El aire en la habitación estrecha e iluminada por el fuego de Nancy se pegaba a mí como una fiebre, cargado con el olor a cera derretida, humo y verdades no dichas. El fuego crepitaba en la chimenea, sus llamas azotando como si también quisieran liberarse del peso sofocante que nos oprimía. Las sombras se retorcían por las paredes, vivas, inquietas—burlándose del silencio entre cada respiración.

Winter estaba sentada a mi lado, rígida como una piedra, sus pálidos dedos tan fuertemente entrelazados en su regazo que parecían esculpidos en hielo. Conocía esa tormenta en sus fríos ojos azules; la había visto mil veces. Furia afilándose contra el miedo. Venganza gritando por ser liberada. Pero el miedo—ese frágil fragmento que nunca dejaba ver a nadie más—eso lo reservaba para mí.

Frente a nosotros, Nancy se mantenía con su habitual compostura, una sonrisa astuta curvándose como humo en las comisuras de su boca. Sus dedos tamborileaban contra el brazo de su silla en un ritmo lento y deliberado. Tic. Tic. Tic. No sonaba como impaciencia—sonaba como una cuenta regresiva.

—Entonces —comenzó, con un tono de seda envolviendo acero—, es hora de actuar.

Sus palabras se deslizaron en la habitación como una espada.

—Les he dado las herramientas—los disfraces, las historias, las máscaras. Pero una máscara es inútil sin un escenario. Y el escenario, mis queridos, es la Ciudad Dorada. El corazón palpitante del Reino Lycan —su voz se volvió más baja, más profunda, cargando un peso que hizo parecer que el fuego se atenuaba—. Una ciudad que respira secretos. Cada callejón, cada sonrisa esconde algo. Se moverán a través de ella como veneno por la sangre—invisibles, imparables—hasta que estén frente al palacio mismo.

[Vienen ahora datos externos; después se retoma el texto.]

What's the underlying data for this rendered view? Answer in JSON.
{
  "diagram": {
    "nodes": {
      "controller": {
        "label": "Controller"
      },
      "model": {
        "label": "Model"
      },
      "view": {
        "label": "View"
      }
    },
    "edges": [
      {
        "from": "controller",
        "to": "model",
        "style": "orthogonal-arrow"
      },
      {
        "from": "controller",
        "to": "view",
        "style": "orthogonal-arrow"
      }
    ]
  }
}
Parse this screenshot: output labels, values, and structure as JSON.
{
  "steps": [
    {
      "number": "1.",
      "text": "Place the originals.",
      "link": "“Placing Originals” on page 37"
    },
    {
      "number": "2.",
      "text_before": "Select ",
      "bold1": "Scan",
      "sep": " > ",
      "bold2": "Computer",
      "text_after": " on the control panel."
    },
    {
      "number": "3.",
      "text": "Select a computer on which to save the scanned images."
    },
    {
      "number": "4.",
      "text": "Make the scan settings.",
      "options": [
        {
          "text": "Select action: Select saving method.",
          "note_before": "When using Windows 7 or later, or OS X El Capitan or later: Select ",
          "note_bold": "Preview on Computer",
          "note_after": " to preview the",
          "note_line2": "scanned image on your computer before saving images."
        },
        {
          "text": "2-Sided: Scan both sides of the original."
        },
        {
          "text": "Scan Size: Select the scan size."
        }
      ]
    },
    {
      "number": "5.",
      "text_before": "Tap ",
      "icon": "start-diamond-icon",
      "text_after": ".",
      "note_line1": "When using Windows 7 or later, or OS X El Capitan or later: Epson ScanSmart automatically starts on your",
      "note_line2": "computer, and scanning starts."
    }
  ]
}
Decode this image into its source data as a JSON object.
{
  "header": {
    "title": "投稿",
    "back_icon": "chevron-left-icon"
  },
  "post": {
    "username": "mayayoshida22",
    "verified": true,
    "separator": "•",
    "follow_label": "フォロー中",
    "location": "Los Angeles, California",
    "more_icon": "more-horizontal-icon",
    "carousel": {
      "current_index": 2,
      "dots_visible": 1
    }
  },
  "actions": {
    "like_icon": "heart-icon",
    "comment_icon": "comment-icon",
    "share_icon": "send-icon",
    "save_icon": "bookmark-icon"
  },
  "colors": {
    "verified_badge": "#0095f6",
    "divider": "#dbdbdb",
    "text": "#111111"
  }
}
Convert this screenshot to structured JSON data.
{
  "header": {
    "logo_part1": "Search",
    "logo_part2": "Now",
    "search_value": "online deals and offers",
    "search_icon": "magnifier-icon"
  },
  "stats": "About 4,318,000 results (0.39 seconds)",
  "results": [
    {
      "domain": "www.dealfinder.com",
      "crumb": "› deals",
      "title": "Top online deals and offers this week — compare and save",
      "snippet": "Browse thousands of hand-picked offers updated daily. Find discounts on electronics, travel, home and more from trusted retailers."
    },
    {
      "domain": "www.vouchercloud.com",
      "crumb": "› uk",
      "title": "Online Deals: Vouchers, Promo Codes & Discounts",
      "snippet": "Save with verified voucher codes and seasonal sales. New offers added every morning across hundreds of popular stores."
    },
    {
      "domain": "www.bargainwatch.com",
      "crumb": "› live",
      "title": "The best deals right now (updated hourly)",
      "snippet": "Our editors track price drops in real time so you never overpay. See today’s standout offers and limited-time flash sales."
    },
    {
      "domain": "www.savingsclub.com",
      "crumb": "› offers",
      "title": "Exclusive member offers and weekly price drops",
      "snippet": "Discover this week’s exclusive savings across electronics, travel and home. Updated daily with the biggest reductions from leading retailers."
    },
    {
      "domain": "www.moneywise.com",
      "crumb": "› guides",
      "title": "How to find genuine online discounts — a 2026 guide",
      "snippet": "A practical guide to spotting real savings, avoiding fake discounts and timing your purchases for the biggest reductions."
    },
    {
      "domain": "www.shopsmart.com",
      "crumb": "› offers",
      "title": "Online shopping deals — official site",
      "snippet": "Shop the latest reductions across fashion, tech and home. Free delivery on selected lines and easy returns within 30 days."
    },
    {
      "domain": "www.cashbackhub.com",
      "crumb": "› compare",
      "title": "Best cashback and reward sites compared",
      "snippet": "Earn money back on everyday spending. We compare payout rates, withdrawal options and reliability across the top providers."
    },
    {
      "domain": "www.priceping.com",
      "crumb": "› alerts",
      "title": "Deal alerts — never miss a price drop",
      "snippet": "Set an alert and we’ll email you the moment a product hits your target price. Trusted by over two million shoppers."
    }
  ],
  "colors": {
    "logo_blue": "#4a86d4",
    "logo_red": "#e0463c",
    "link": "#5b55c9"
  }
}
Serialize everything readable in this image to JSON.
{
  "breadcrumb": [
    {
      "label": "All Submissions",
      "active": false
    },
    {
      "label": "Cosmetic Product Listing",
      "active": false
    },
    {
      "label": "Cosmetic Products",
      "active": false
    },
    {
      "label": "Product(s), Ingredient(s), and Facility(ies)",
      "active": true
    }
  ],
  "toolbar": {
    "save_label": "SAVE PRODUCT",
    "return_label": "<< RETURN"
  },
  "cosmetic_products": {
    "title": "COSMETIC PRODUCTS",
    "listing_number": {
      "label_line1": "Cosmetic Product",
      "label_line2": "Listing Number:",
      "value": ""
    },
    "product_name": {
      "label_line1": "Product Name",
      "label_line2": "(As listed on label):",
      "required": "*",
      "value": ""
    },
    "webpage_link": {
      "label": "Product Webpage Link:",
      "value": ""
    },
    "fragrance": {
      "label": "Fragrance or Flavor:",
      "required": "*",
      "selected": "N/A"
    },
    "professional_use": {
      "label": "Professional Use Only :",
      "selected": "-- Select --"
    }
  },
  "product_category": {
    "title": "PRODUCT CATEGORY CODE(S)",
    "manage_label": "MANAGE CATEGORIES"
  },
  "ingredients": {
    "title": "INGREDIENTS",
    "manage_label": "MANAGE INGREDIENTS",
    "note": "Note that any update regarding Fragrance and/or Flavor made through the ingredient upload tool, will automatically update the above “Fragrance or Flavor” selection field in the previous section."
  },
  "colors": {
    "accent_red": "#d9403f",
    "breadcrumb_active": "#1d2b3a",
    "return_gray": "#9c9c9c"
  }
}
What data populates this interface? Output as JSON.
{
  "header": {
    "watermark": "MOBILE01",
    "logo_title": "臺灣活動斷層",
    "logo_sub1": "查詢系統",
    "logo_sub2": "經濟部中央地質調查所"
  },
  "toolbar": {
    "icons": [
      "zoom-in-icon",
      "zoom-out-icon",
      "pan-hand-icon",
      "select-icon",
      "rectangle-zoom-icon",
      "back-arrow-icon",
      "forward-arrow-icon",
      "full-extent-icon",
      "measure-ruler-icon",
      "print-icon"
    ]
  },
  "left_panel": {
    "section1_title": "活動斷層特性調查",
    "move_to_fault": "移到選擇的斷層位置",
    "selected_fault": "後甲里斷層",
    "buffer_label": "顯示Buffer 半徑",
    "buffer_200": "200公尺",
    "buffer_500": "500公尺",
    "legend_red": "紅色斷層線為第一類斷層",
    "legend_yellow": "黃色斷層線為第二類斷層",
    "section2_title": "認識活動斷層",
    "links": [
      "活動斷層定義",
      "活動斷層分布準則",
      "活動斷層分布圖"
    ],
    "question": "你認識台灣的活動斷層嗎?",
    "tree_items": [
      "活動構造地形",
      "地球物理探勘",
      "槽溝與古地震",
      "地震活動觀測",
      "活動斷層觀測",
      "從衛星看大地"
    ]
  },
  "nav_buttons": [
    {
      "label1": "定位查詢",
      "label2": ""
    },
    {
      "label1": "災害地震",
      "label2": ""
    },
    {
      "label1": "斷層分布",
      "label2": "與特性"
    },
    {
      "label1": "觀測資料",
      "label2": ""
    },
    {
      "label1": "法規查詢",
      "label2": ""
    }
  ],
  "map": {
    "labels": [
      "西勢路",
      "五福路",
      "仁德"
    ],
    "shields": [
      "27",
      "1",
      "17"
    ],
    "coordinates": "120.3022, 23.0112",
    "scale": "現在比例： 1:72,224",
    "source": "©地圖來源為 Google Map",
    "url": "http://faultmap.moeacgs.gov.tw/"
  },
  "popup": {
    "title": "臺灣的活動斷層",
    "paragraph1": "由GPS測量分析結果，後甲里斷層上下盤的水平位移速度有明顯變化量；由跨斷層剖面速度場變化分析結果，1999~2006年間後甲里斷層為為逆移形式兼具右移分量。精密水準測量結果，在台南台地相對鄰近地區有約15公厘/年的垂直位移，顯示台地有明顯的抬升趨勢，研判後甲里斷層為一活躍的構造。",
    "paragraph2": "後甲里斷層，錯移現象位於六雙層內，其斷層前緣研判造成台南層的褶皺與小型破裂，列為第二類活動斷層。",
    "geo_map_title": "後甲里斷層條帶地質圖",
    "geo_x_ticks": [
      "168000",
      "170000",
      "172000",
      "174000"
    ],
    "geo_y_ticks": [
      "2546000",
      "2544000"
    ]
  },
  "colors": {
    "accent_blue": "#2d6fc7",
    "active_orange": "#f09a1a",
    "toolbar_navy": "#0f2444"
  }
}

La sonrisa de Nancy se afiló, sus ojos brillando como obsidiana a la luz del fuego. Se inclinó hacia adelante, bajando su voz a un susurro aterciopelado que erizó mi piel.

—El palacio es el paso final. La última pieza del rompecabezas. Abriré las puertas para ustedes—sin guardias, sin protecciones, sin resistencia. Pero una vez dentro… —hizo una pausa, dejando que el silencio se arrastrara como el filo de un cuchillo por nuestras gargantas—. Lo que digan. Lo que hagan. Eso depende de ustedes.

Su mirada nos clavó a ambos en nuestro sitio, desafiándonos a respirar mal. —El escenario será suyo. ¿Pero la actuación? —Inclinó la cabeza, su sonrisa volviéndose maliciosa—. Ahí es donde nacen las leyendas… o se quiebran.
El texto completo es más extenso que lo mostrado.